The model explained a meaningful amount of variation in approval outcomes (McFadden R² = 0.15) and correctly distinguished approved vs. denied applications 76% of the time (AUC = 0.76). These results suggest the model performs well given the limited behavioral data available from the application platform.

To make the results easier to interpret, the table below shows predicted approval rates for example applicant scenarios, based on the fitted model.

# Define example applicant profiles
example_profiles <- tibble::tibble(
  scenario = c(
    "Completed interview + uploaded docs",
    "No interview, no docs",
    "Income > $1,500, small household",
    "Income < $500, submitted docs + interview"
  ),
  income_500 = c(0.5, 0.5, 3.0, 0.5),
  household_size = c(2, 2, 1, 1),
  under18_n = c(1, 1, 0, 0),
  over_59_n = c(0, 0, 0, 0),
  docs_with_app = c(2, 0, 0, 2),
  docs_after_app = c(0, 0, 0, 0),
  completion_time_capped = c(15, 15, 10, 10),
  stable_housing = c(TRUE, TRUE, TRUE, TRUE),
  interview_completed = factor(
    c("Completed", "Not confirmed", "Not confirmed", "Completed"),
    levels = c("Not confirmed", "Completed")
  )
)

# Predict using model
predicted_probs <- predict(approval_model, newdata = example_profiles, type = "response")
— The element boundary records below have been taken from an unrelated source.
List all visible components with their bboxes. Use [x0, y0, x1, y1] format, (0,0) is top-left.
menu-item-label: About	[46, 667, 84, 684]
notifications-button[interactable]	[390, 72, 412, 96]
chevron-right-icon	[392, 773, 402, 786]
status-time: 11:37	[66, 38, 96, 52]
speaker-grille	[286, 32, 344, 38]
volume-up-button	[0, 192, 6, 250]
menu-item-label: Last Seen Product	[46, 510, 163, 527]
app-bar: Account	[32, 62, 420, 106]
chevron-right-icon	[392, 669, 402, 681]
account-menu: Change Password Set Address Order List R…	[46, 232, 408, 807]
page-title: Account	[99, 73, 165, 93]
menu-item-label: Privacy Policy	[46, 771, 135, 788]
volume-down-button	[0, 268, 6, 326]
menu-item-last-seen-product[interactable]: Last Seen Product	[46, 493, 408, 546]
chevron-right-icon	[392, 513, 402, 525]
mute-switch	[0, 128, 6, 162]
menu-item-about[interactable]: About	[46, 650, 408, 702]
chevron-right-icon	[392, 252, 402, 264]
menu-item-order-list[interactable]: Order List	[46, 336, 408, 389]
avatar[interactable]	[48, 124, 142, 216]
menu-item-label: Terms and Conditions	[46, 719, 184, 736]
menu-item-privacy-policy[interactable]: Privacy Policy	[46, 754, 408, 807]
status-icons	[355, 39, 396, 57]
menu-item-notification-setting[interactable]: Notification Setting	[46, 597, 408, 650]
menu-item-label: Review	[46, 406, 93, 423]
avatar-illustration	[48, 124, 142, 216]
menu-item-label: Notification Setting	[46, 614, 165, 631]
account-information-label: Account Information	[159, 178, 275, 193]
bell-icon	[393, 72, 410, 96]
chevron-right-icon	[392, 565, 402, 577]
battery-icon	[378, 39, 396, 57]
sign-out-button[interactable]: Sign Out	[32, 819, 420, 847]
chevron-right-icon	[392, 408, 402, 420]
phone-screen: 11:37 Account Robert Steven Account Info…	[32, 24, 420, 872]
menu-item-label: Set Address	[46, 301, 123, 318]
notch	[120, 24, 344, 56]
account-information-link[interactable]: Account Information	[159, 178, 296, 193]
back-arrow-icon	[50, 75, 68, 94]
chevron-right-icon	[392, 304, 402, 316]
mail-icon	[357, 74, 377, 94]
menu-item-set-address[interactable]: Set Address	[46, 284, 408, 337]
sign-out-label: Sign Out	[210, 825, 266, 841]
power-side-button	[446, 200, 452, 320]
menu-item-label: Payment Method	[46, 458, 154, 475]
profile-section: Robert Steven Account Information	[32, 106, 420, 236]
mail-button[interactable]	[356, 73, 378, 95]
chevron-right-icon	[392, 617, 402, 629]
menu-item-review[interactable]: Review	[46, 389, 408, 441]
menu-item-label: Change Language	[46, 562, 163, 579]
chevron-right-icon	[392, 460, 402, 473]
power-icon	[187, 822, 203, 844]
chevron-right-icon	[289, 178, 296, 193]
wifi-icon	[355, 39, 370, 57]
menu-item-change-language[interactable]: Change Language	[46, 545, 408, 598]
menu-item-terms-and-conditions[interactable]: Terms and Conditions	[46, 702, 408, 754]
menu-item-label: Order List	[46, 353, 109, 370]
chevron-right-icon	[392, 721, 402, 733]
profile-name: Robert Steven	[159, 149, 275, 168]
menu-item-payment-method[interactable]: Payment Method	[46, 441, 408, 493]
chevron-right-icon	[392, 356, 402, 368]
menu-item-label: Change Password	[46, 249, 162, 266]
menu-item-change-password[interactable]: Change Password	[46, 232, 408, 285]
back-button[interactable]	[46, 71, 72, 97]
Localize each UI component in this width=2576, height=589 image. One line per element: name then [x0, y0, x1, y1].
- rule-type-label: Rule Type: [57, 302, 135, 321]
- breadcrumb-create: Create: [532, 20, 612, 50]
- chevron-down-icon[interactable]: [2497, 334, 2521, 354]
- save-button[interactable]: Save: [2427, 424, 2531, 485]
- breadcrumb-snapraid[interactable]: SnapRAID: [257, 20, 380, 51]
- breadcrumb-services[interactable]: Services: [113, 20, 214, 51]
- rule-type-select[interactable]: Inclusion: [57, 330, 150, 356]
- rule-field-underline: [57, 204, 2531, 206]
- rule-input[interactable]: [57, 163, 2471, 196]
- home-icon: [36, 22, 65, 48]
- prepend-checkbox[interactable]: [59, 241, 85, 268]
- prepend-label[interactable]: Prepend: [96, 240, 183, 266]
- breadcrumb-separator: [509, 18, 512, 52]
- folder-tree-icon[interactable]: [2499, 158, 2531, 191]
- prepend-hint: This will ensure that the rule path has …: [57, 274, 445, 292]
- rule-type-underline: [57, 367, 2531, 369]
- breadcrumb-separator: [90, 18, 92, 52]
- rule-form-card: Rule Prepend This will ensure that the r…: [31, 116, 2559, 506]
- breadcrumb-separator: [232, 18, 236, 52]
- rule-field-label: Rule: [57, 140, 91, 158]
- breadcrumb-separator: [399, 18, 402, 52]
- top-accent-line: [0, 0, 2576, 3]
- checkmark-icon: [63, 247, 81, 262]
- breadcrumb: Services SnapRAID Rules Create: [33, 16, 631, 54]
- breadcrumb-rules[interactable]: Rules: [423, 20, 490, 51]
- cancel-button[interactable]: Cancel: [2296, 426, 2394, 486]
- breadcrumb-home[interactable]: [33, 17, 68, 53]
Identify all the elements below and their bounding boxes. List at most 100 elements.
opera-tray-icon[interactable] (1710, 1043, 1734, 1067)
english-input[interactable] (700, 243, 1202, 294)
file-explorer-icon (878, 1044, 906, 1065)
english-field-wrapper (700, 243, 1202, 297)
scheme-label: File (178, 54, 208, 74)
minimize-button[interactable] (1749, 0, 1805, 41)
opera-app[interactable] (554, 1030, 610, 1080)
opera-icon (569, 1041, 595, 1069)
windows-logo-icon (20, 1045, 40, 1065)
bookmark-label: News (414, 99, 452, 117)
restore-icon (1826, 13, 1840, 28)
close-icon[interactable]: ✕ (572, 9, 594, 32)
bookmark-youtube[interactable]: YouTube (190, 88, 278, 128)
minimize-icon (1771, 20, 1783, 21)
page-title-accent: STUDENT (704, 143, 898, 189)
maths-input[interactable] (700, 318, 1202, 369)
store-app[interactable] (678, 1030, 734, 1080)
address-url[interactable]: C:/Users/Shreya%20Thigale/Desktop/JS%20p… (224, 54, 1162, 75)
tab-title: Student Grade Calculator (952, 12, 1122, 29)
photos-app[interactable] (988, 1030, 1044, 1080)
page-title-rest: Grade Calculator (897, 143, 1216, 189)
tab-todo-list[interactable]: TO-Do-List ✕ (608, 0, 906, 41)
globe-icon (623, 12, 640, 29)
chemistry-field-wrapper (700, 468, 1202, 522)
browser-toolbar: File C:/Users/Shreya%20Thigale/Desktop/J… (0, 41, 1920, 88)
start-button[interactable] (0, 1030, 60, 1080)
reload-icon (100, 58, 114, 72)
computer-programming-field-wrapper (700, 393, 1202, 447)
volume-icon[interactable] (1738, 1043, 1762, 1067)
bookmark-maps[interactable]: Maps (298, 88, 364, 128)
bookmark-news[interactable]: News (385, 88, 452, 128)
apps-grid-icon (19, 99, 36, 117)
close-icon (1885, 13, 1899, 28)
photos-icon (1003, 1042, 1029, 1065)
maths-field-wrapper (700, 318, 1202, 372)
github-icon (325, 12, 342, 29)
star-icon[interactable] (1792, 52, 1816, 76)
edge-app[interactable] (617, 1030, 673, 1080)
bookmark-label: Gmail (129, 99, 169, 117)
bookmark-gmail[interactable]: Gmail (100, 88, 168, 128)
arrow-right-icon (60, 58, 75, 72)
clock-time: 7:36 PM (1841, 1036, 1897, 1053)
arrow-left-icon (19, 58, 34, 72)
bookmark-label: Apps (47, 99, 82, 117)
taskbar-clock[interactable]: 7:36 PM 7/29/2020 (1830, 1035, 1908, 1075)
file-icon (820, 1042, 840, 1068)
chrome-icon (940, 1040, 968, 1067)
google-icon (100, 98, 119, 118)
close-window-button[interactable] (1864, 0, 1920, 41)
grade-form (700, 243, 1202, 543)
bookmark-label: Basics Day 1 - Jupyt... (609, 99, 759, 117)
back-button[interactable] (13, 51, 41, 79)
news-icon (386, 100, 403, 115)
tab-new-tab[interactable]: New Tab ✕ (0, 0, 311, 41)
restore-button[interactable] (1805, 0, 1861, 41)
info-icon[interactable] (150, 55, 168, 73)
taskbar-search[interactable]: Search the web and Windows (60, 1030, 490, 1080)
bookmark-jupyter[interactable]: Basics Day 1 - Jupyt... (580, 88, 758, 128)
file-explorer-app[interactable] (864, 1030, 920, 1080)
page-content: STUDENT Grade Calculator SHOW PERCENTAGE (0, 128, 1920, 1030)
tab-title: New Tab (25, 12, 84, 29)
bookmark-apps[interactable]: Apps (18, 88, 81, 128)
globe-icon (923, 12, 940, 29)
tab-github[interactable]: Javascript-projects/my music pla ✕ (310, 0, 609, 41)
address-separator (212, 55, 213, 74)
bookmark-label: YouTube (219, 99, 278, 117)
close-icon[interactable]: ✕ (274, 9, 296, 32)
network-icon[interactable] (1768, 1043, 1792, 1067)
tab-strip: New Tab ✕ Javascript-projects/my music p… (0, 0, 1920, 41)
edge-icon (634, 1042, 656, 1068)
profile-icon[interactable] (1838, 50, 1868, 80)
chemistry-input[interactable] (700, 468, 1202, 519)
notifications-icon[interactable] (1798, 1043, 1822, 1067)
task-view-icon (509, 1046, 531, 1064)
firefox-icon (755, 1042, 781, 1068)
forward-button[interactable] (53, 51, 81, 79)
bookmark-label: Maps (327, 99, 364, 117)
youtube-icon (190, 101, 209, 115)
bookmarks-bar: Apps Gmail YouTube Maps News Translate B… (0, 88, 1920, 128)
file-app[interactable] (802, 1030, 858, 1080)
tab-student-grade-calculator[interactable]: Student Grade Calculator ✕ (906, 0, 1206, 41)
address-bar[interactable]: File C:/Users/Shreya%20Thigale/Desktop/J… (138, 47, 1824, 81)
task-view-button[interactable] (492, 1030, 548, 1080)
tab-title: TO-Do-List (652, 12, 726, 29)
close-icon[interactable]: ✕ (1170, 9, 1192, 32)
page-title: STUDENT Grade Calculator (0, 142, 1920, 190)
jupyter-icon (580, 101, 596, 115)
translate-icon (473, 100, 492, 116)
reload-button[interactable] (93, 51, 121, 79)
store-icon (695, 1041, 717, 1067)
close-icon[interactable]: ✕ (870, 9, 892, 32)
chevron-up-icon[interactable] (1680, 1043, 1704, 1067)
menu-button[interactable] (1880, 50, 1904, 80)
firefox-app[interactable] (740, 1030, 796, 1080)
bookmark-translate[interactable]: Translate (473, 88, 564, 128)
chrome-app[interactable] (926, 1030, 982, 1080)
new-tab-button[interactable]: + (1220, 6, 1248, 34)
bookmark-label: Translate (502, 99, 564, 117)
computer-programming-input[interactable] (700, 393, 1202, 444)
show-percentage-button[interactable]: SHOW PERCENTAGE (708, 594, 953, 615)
# Add predictions to the data
example_profiles <- example_profiles |>
  mutate(`Predicted Approval Rate` = scales::percent(predicted_probs, accuracy = 1))

# Display as gt table
example_profiles |>
  select(Scenario = scenario, `Predicted Approval Rate`) |>
  gt::gt() |>
  fnc_style_gt_table()
Scenario Predicted Approval Rate
Completed interview + uploaded docs 84%
No interview, no docs 58%
Income > $1,500, small household 30%
Income < $500, submitted docs + interview 82%

These results show that relatively small steps — like completing an interview or uploading a document — can meaningfully increase the chance of approval. Many of these steps could be supported through timely nudges, simpler workflows, or user-centered reminders.

2. Potential Improvements

The model points to clear opportunities to improve approval outcomes by supporting applicants at key decision points.

Recommendations:

  • Support interview completion: Many eligible applicants do not confirm completing the interview. Providing reminders, real-time scheduling, or alternative follow-up methods could increase follow-through.
  • Encourage early document uploads: Uploading documents with the application was strongly associated with approval. Nudging users to upload early — especially those likely to qualify — could reduce denials.
  • Address geographic disparities: Approval rates vary significantly by ZIP code. Further analysis could explore whether these reflect staffing, broadband access, or population needs — and help inform place-based outreach strategies.

Strengthening these steps would not only increase approval rates, but also improve equity and access for those most in need.